I've been working in 'Basic Partial Differential Equations' by Bleecker & Csordas' (Section 9.5, #5(a)) and I'm now having trouble with a this problem since the boundary conditions are left rather general. I'm not sure of how much more work I can do on the solution. The problem is as follows: Solve the heat equation in two dimensions \begin{align*} u_t &= k[u_{xx}+u_{yy}], \quad x^2+y^2< r_0, t\geq 0\\ u(r_0, \theta, t) &= 0, \quad -\pi \leq \theta \leq \pi\\ u(r,\theta,0) &= f(r,\theta) \end{align*}
After transforming our PDE into polar form we may use separation to find \begin{align*} \frac{T'}{kT}=\frac{R''\Theta+\frac{1}{r}R'\Theta+\frac{1}{r^2}R\Theta''}{RH}&=-\lambda^2\\ \implies \frac{r^2R''+rR'+\lambda^2r^2 R}{R} = -\frac{H''}{H} &= m^2 \end{align*}
where $-\lambda^2$ and $m^2$ are our constants of separation. Hence, \begin{align*} T'+k\lambda^2T&=0\\ r^2R''+rR'+(\lambda^2r^2-m^2)R&=0\\ H''+m^2H&=0 \end{align*}
We have general solutions to these ODEs \begin{align*} T(t) &= e^{-\lambda^2 k t} \\ R(r) &= c_1 J_m(\lambda r) + c_2 Y_m(\lambda r) \quad \text{(Bessel functions)} \\ \Theta(\theta) &= a_{m,q} \cos(m\theta) + b_{m,q}\sin(m\theta) \end{align*}
to form our general solution \begin{equation*} u(r,\theta,t) = \sum_q \sum_m u_{q,m}(r,\theta,t) = \sum_q \sum_m \left[a_{m,q} \cos(m\theta) + b_{m,q}\sin(m\theta)\right] \left[c_1 J_m(\lambda r) + c_2 Y_m(\lambda r) \right] e^{-\lambda^2 kt} \end{equation*} (i believe the indices range from $m = -\infty$ to $\infty$ and $q = 1$ to $\infty$, though I'm not quite sure why this is so)

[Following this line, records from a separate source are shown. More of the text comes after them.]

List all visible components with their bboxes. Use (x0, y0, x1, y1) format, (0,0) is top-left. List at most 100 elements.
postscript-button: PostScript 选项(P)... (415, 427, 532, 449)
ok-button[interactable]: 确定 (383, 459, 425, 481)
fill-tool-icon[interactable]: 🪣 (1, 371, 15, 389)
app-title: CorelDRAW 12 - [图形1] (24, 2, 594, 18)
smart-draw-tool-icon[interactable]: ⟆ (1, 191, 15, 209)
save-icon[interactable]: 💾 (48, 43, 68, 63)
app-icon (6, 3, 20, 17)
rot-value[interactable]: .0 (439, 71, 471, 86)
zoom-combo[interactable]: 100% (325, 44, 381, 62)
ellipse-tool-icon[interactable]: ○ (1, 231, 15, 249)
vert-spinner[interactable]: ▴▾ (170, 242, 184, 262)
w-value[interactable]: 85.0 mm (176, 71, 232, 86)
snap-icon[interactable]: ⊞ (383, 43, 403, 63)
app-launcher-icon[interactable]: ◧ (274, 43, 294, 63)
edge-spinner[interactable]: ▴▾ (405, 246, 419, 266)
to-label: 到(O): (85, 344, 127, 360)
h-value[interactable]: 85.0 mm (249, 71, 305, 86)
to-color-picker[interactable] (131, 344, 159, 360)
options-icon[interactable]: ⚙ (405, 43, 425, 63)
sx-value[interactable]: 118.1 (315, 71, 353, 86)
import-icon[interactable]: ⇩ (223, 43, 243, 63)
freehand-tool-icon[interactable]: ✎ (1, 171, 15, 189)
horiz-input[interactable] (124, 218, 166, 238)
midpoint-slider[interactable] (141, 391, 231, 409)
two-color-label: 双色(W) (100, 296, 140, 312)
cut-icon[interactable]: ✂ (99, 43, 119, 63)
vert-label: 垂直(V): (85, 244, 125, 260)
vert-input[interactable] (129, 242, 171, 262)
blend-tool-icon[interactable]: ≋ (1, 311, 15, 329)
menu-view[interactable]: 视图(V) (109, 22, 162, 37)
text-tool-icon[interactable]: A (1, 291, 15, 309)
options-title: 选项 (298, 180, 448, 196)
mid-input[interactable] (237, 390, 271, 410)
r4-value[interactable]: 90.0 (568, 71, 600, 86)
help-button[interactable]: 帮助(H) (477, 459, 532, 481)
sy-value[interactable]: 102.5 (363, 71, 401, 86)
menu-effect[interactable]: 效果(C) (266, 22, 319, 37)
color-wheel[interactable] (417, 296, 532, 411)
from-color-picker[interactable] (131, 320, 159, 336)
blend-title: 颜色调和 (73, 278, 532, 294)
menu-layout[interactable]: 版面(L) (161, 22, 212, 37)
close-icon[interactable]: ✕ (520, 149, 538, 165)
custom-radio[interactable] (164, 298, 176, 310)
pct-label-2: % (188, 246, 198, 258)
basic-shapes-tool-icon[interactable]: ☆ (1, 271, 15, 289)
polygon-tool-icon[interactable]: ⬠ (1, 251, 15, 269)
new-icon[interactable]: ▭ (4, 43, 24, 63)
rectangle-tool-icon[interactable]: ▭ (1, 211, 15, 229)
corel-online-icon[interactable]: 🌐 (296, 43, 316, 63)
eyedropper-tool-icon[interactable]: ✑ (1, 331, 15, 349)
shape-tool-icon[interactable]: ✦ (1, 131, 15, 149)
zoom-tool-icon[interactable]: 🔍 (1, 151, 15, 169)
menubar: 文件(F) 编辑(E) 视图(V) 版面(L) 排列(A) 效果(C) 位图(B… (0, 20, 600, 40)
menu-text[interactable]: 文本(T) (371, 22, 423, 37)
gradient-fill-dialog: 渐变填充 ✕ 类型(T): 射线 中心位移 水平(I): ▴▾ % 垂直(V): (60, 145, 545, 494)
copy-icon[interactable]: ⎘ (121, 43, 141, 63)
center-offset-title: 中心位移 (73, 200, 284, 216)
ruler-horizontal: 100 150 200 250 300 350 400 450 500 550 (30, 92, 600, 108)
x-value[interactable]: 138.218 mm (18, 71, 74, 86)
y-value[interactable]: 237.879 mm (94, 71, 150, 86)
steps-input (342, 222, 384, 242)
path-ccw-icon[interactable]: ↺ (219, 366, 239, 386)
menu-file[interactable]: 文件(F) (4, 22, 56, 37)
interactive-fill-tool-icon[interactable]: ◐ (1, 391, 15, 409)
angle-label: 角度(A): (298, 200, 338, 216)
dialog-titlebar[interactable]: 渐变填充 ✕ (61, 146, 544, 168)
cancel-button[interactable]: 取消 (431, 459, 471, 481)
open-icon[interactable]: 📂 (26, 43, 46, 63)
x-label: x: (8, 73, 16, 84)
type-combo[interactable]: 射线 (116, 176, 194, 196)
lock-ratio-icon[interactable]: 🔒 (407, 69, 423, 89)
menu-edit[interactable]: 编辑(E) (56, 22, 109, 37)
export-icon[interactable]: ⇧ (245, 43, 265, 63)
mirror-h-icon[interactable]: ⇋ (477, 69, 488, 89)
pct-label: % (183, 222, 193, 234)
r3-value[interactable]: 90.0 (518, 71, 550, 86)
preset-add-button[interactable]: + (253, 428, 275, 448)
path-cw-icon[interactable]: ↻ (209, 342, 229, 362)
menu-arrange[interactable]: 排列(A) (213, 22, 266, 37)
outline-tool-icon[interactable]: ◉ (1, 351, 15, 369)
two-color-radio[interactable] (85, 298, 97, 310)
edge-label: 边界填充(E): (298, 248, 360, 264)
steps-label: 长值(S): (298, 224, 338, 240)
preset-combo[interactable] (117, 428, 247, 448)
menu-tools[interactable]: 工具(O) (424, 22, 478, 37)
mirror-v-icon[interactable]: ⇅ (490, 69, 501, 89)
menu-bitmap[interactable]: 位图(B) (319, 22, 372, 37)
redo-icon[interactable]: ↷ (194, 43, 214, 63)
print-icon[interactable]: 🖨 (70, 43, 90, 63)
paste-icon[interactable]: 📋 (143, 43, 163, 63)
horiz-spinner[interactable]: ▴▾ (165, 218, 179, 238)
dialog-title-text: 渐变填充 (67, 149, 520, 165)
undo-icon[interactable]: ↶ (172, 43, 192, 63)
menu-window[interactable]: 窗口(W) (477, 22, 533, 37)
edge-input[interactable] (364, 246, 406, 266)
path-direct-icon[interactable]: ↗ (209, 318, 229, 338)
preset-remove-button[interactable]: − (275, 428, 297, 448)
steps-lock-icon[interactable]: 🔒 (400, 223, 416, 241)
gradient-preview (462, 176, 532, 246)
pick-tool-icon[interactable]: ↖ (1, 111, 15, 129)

Translating our boundary condition gives us \begin{equation*} u(r_0, \theta, t) = 0 \implies R(r_0)\Theta(\theta) = 0, \quad -\pi \leq \theta \leq pi \end{equation*}
Since it's not obvious to me that we know our problem is bounded (i.e. $|u(0)| < \infty$) to rule out second-kind Bessel functions $Y_m$, I don't know where to proceed in simplifying the solution any further, or what form our constants will take.
Thank you kindly!
Generally, the solution of a BVP must solve it at each point of domain. This in particular means that you should take the singular solution of your equation as a distribution. Neumann functions $Y_m$ don't solve the equation in polar coordinates in every point: they would only solve it if it had an additional (source) term proportional to Dirac delta with its singularity at the origin. See my answer at Physics.SE to a related question for extended discussion.